Institution:University of Florida
Region:Southeast (GA, FL, AL)
Project Fiscal Year:2013
Report Received Date:
Project NPB Budget:$11,006
In general, 2013 was a low disease pressure year for S. rolfsii in Florida. Much of the state had above average rainfall associated with cooler than average temperatures, which led to significant leaf spot disease problems. Because of these conditions, stem rot was not observed until later in the season. The model performed well at most field sites, and did not indicate higher risk situations until a little more than a month after the peanuts had been planted. Out 12 possible early season spray scenarios the model only warned of 3 high risk situations.
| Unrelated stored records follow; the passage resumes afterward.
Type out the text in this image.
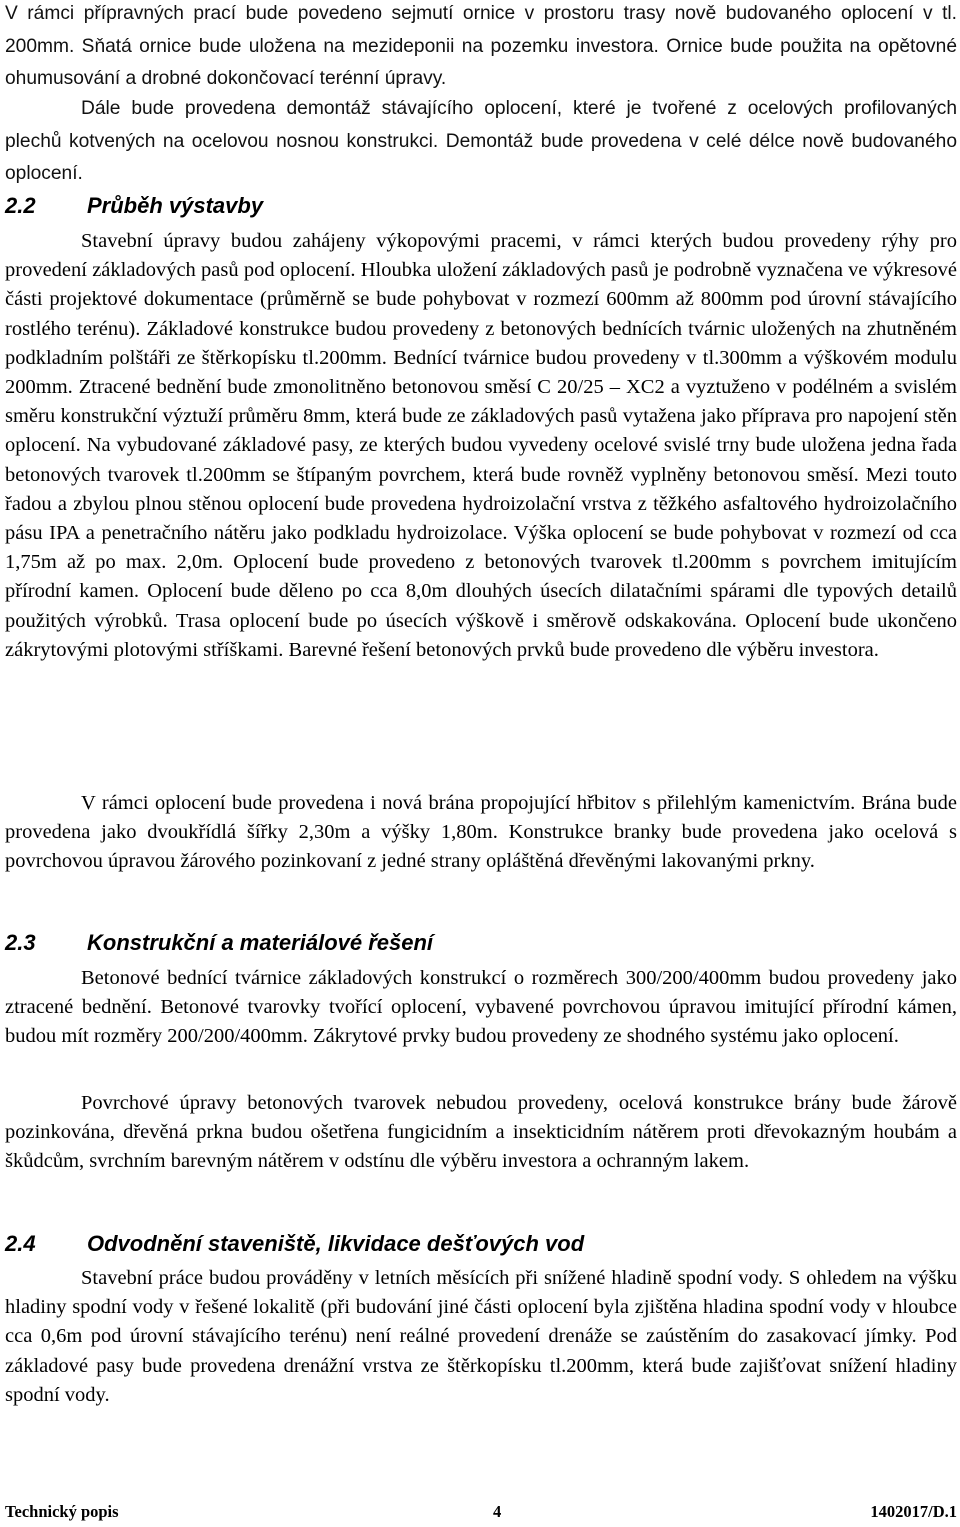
V rámci přípravných prací bude povedeno sejmutí ornice v prostoru trasy nově budovaného oplocení v tl. 200mm. Sňatá ornice bude uložena na mezideponii na pozemku investora. Ornice bude použita na opětovné ohumusování a drobné dokončovací terénní úpravy.

Dále bude provedena demontáž stávajícího oplocení, které je tvořené z ocelových profilovaných plechů kotvených na ocelovou nosnou konstrukci. Demontáž bude provedena v celé délce nově budovaného oplocení.

2.2 Průběh výstavby

Stavební úpravy budou zahájeny výkopovými pracemi, v rámci kterých budou provedeny rýhy pro provedení základových pasů pod oplocení. Hloubka uložení základových pasů je podrobně vyznačena ve výkresové části projektové dokumentace (průměrně se bude pohybovat v rozmezí 600mm až 800mm pod úrovní stávajícího rostlého terénu). Základové konstrukce budou provedeny z betonových bednících tvárnic uložených na zhutněném podkladním polštáři ze štěrkopísku tl.200mm. Bednící tvárnice budou provedeny v tl.300mm a výškovém modulu 200mm. Ztracené bednění bude zmonolitněno betonovou směsí C 20/25 – XC2 a vyztuženo v podélném a svislém směru konstrukční výztuží průměru 8mm, která bude ze základových pasů vytažena jako příprava pro napojení stěn oplocení. Na vybudované základové pasy, ze kterých budou vyvedeny ocelové svislé trny bude uložena jedna řada betonových tvarovek tl.200mm se štípaným povrchem, která bude rovněž vyplněny betonovou směsí. Mezi touto řadou a zbylou plnou stěnou oplocení bude provedena hydroizolační vrstva z těžkého asfaltového hydroizolačního pásu IPA a penetračního nátěru jako podkladu hydroizolace. Výška oplocení se bude pohybovat v rozmezí od cca 1,75m až po max. 2,0m. Oplocení bude provedeno z betonových tvarovek tl.200mm s povrchem imitujícím přírodní kamen. Oplocení bude děleno po cca 8,0m dlouhých úsecích dilatačními spárami dle typových detailů použitých výrobků. Trasa oplocení bude po úsecích výškově i směrově odskakována. Oplocení bude ukončeno zákrytovými plotovými stříškami. Barevné řešení betonových prvků bude provedeno dle výběru investora.

V rámci oplocení bude provedena i nová brána propojující hřbitov s přilehlým kamenictvím. Brána bude provedena jako dvoukřídlá šířky 2,30m a výšky 1,80m. Konstrukce branky bude provedena jako ocelová s povrchovou úpravou žárového pozinkovaní z jedné strany opláštěná dřevěnými lakovanými prkny.

2.3 Konstrukční a materiálové řešení

Betonové bednící tvárnice základových konstrukcí o rozměrech 300/200/400mm budou provedeny jako ztracené bednění. Betonové tvarovky tvořící oplocení, vybavené povrchovou úpravou imitující přírodní kámen, budou mít rozměry 200/200/400mm. Zákrytové prvky budou provedeny ze shodného systému jako oplocení.

Povrchové úpravy betonových tvarovek nebudou provedeny, ocelová konstrukce brány bude žárově pozinkována, dřevěná prkna budou ošetřena fungicidním a insekticidním nátěrem proti dřevokazným houbám a škůdcům, svrchním barevným nátěrem v odstínu dle výběru investora a ochranným lakem.

2.4 Odvodnění staveniště, likvidace dešťových vod

Stavební práce budou prováděny v letních měsících při snížené hladině spodní vody. S ohledem na výšku hladiny spodní vody v řešené lokalitě (při budování jiné části oplocení byla zjištěna hladina spodní vody v hloubce cca 0,6m pod úrovní stávajícího terénu) není reálné provedení drenáže se zaústěním do zasakovací jímky. Pod základové pasy bude provedena drenážní vrstva ze štěrkopísku tl.200mm, která bude zajišťovat snížení hladiny spodní vody.

Technický popis	4	1402017/D.1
Overall, the results indicate that in years with non-optimal conditions for white mold the DSS performs well, and can provide growers with more information to reduce the use of early season fungicide sprays for white mold of peanuts. Many factors can affect disease intensity, and continued research to understand these affects is critical to obtaining optimal peanut yields. As new resistant and tolerant varieties are developed, researchers will need to determine disease inputs carefully and over multiple seasons. This study is part of a 3 year study looking at the utility of the new DSS with Peanut RX. Further testing is needed to assess the performance of the model in conditions where a fungicide application is needed, and in conjunction with the Peanut Rx and site specific weather data.